Club Korfbal Vallparadís
- Founded: 2005
- League: Catalan korfball league
- Based in: Terrassa
- Arena: Municipal de Sant Llorenç
- President: Joaquín Blázquez
- Head coach: Miguel A. Tobaruela

= Club Korfball Vallparadís =

Catalan korfball team

Club Korfbal Vallparadís is a Catalan korfball team located in Terrassa, playing home matches in the Pavelló Municipal de Sant Llorenç. The club was founded in 2005.

They are the first Catalan club winner of a European competition, the Europa Shield in 2009. In 2011 they won for the second time the Europa Shield, in Warsaw, and in 2013 for the third time, in Třeboň.
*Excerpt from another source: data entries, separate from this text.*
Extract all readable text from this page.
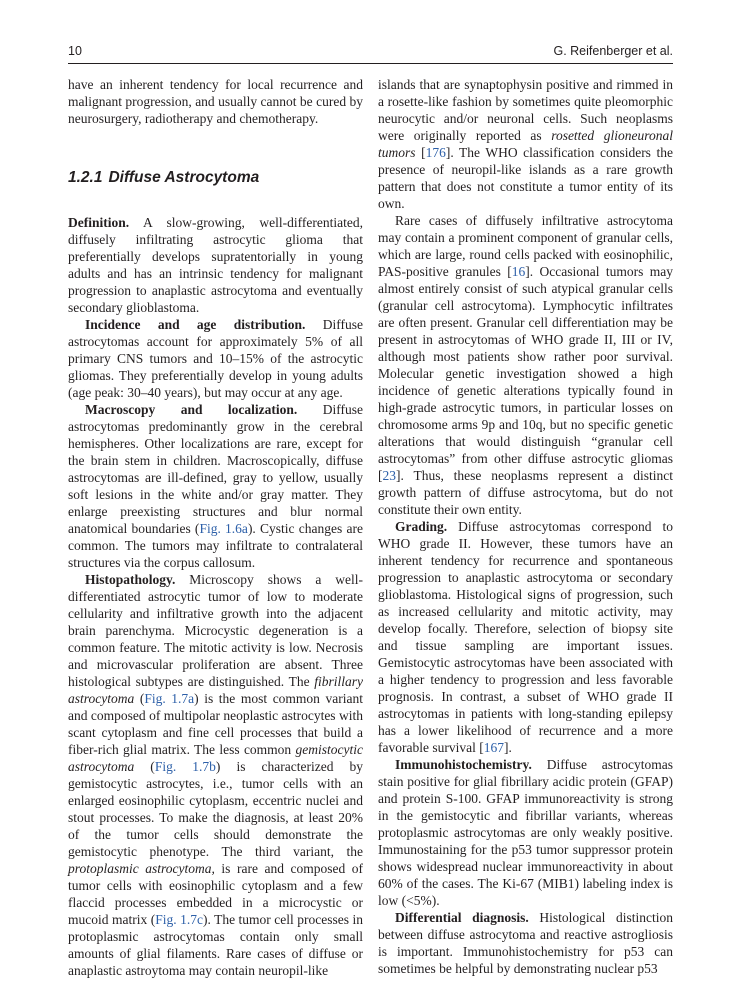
10	G. Reifenberger et al.

have an inherent tendency for local recurrence and malignant progression, and usually cannot be cured by neurosurgery, radiotherapy and chemotherapy.

1.2.1 Diffuse Astrocytoma

Definition. A slow-growing, well-differentiated, diffusely infiltrating astrocytic glioma that preferentially develops supratentorially in young adults and has an intrinsic tendency for malignant progression to anaplastic astrocytoma and eventually secondary glioblastoma.

Incidence and age distribution. Diffuse astrocytomas account for approximately 5% of all primary CNS tumors and 10–15% of the astrocytic gliomas. They preferentially develop in young adults (age peak: 30–40 years), but may occur at any age.

Macroscopy and localization. Diffuse astrocytomas predominantly grow in the cerebral hemispheres. Other localizations are rare, except for the brain stem in children. Macroscopically, diffuse astrocytomas are ill-defined, gray to yellow, usually soft lesions in the white and/or gray matter. They enlarge preexisting structures and blur normal anatomical boundaries (Fig. 1.6a). Cystic changes are common. The tumors may infiltrate to contralateral structures via the corpus callosum.

Histopathology. Microscopy shows a well-differentiated astrocytic tumor of low to moderate cellularity and infiltrative growth into the adjacent brain parenchyma. Microcystic degeneration is a common feature. The mitotic activity is low. Necrosis and microvascular proliferation are absent. Three histological subtypes are distinguished. The fibrillary astrocytoma (Fig. 1.7a) is the most common variant and composed of multipolar neoplastic astrocytes with scant cytoplasm and fine cell processes that build a fiber-rich glial matrix. The less common gemistocytic astrocytoma (Fig. 1.7b) is characterized by gemistocytic astrocytes, i.e., tumor cells with an enlarged eosinophilic cytoplasm, eccentric nuclei and stout processes. To make the diagnosis, at least 20% of the tumor cells should demonstrate the gemistocytic phenotype. The third variant, the protoplasmic astrocytoma, is rare and composed of tumor cells with eosinophilic cytoplasm and a few flaccid processes embedded in a microcystic or mucoid matrix (Fig. 1.7c). The tumor cell processes in protoplasmic astrocytomas contain only small amounts of glial filaments. Rare cases of diffuse or anaplastic astroytoma may contain neuropil-like

islands that are synaptophysin positive and rimmed in a rosette-like fashion by sometimes quite pleomorphic neurocytic and/or neuronal cells. Such neoplasms were originally reported as rosetted glioneuronal tumors [176]. The WHO classification considers the presence of neuropil-like islands as a rare growth pattern that does not constitute a tumor entity of its own.

Rare cases of diffusely infiltrative astrocytoma may contain a prominent component of granular cells, which are large, round cells packed with eosinophilic, PAS-positive granules [16]. Occasional tumors may almost entirely consist of such atypical granular cells (granular cell astrocytoma). Lymphocytic infiltrates are often present. Granular cell differentiation may be present in astrocytomas of WHO grade II, III or IV, although most patients show rather poor survival. Molecular genetic investigation showed a high incidence of genetic alterations typically found in high-grade astrocytic tumors, in particular losses on chromosome arms 9p and 10q, but no specific genetic alterations that would distinguish “granular cell astrocytomas” from other diffuse astrocytic gliomas [23]. Thus, these neoplasms represent a distinct growth pattern of diffuse astrocytoma, but do not constitute their own entity.

Grading. Diffuse astrocytomas correspond to WHO grade II. However, these tumors have an inherent tendency for recurrence and spontaneous progression to anaplastic astrocytoma or secondary glioblastoma. Histological signs of progression, such as increased cellularity and mitotic activity, may develop focally. Therefore, selection of biopsy site and tissue sampling are important issues. Gemistocytic astrocytomas have been associated with a higher tendency to progression and less favorable prognosis. In contrast, a subset of WHO grade II astrocytomas in patients with long-standing epilepsy has a lower likelihood of recurrence and a more favorable survival [167].

Immunohistochemistry. Diffuse astrocytomas stain positive for glial fibrillary acidic protein (GFAP) and protein S-100. GFAP immunoreactivity is strong in the gemistocytic and fibrillar variants, whereas protoplasmic astrocytomas are only weakly positive. Immunostaining for the p53 tumor suppressor protein shows widespread nuclear immunoreactivity in about 60% of the cases. The Ki-67 (MIB1) labeling index is low (<5%).

Differential diagnosis. Histological distinction between diffuse astrocytoma and reactive astrogliosis is important. Immunohistochemistry for p53 can sometimes be helpful by demonstrating nuclear p53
In the 2010/11 season the club was champion of Catalonia for the first time. In 2007 they were the Catalan Cup winners.

==2011/12 squad==

- ESP Cristina Visconti Martinez
- ESP Jessica Lechuga Godinez
- ESP Míriam González Flores
- ESP Laia Rosa Lorente
- ESP Berta Alomà Sesé
- ESP Javier Blazquez Buisan
- ESP Jose Luis Jurado Cruz
- ESP Alexis Escardibul Tejeira
- ESP Ramon Ortigosa Sanchiz
- ESP Cesar Manuel De Souza Niglia
- ESP Miguel Guerrero Minaya

- Head coach: Miguel Ángel Tobaruela

==Honours==
- 2006 - 2007: Catalonia's Cup winners
- 2008 - 2009: Europa Shield winners.
- 2010 - 2011: Europa Shield winners - Catalonia's League champions.
- 2012 - 2013: Europa Shield winners.